As underwhelming as it was, and as much as it virtually ignored the human health threat, the National Oil Spill Commission report does contain a few good recommendations, and now the Times-Picayune is reporting that the White House opposes one of the panel’s better ideas.
As we’ve said before, it’s incredible what a few massive campaign contributions will do for an industry.
The Commission offered the obligatory praise for Interior Secretary Ken Salazar’s shuffling of the deck chairs at the Department of the Interior’s former Mineral Management Service. But it went on to say that the new oversight structure didn’t go far enough to protest safety regulators from political and money-making pressures.
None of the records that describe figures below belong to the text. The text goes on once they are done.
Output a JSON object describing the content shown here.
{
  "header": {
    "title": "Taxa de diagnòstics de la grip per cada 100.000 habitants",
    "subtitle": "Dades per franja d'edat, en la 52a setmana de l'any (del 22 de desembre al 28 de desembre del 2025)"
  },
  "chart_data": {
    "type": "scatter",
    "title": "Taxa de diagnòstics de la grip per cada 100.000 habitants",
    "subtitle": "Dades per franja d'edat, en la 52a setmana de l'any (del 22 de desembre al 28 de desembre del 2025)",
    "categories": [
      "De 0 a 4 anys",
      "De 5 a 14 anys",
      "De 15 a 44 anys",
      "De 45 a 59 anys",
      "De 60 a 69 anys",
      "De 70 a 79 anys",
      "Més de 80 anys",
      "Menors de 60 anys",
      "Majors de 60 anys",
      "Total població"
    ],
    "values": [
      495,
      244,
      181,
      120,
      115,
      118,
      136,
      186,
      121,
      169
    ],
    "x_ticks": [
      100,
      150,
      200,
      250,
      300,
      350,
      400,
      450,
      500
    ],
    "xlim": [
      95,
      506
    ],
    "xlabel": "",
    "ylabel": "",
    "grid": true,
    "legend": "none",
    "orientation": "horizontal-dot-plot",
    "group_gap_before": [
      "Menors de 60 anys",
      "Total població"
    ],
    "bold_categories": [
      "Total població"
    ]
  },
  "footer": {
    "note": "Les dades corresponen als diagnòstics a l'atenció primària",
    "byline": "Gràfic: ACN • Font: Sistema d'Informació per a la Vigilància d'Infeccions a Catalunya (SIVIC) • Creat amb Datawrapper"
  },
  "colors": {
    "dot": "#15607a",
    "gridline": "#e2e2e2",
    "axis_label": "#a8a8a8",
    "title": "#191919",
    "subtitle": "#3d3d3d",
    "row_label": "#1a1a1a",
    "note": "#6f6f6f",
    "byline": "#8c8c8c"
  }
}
The Commission recommended a new commission outside the too-cozy relationship that helped get us into this mess.
But a White House memo obtained by the Times-Picayune “… suggests the agency proposed by the commission could work in the future, but not right now.” Says the memo: “We are also concerned about legislative proposals that would mandate specific drilling safety or environmental performance regulatory requirements by statute due to the need to maintain flexible, performance-based and cost-effective regulatory approaches…”
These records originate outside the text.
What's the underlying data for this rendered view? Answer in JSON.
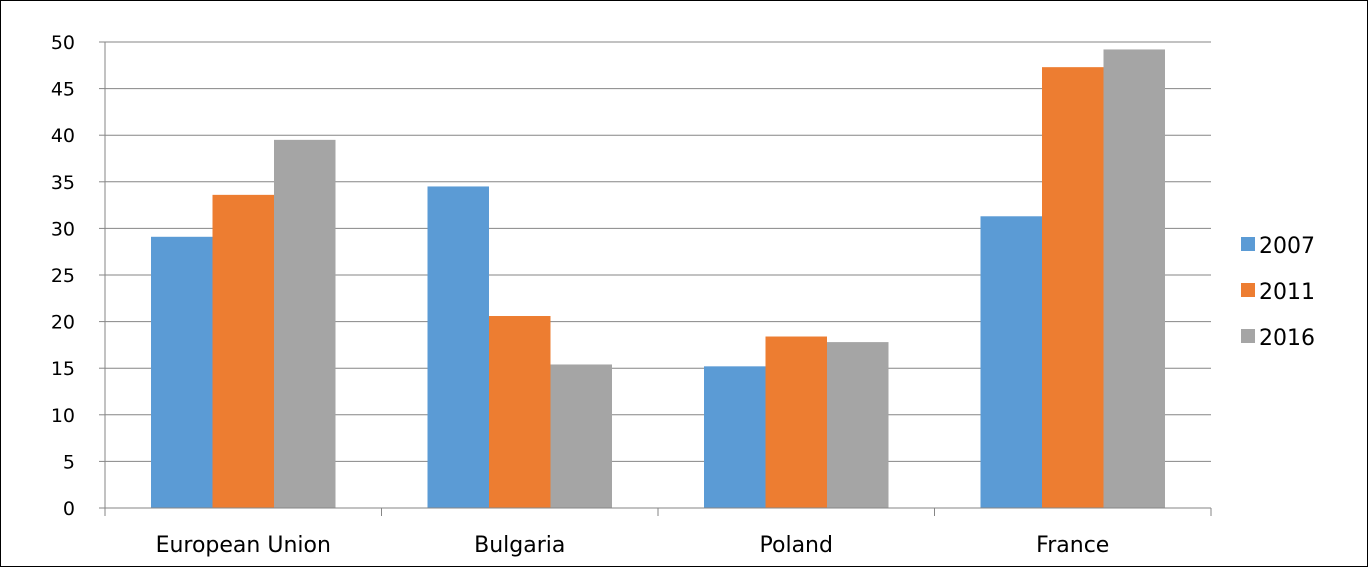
{
  "chart_data": {
    "type": "bar",
    "title": "",
    "xlabel": "",
    "ylabel": "",
    "categories": [
      "European Union",
      "Bulgaria",
      "Poland",
      "France"
    ],
    "series": [
      {
        "name": "2007",
        "color": "#5B9BD5",
        "values": [
          29.1,
          34.5,
          15.2,
          31.3
        ]
      },
      {
        "name": "2011",
        "color": "#ED7D31",
        "values": [
          33.6,
          20.6,
          18.4,
          47.3
        ]
      },
      {
        "name": "2016",
        "color": "#A5A5A5",
        "values": [
          39.5,
          15.4,
          17.8,
          49.2
        ]
      }
    ],
    "ylim": [
      0,
      50
    ],
    "yticks": [
      0,
      5,
      10,
      15,
      20,
      25,
      30,
      35,
      40,
      45,
      50
    ],
    "grid": true,
    "legend_position": "right"
  }
}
What? Does anyone believe that? This is a Congress that has yet to act on anything related to the BP spill. Case in point: the laughable $75 million liability cap for oil companies remains in place. And with Republicans in control of the House, there’s zero chance of any meaningful reform legislation anytime soon. So the real issue is keeping those pesky “outsiders” out of the Department of the Interior – because nobody knows what they might find.
Sadly, this is just another step back toward where we were before the BP spill, assuming we’re not already there. We still see first hand how Big Oil and the government work hand in hand, and there’s a reason many Gulf residents have long ago stopped trusting anything “official.” Others might be surprised that the White House would oppose a new layer of regulation, but around here we know that government agencies like to keep their secrets.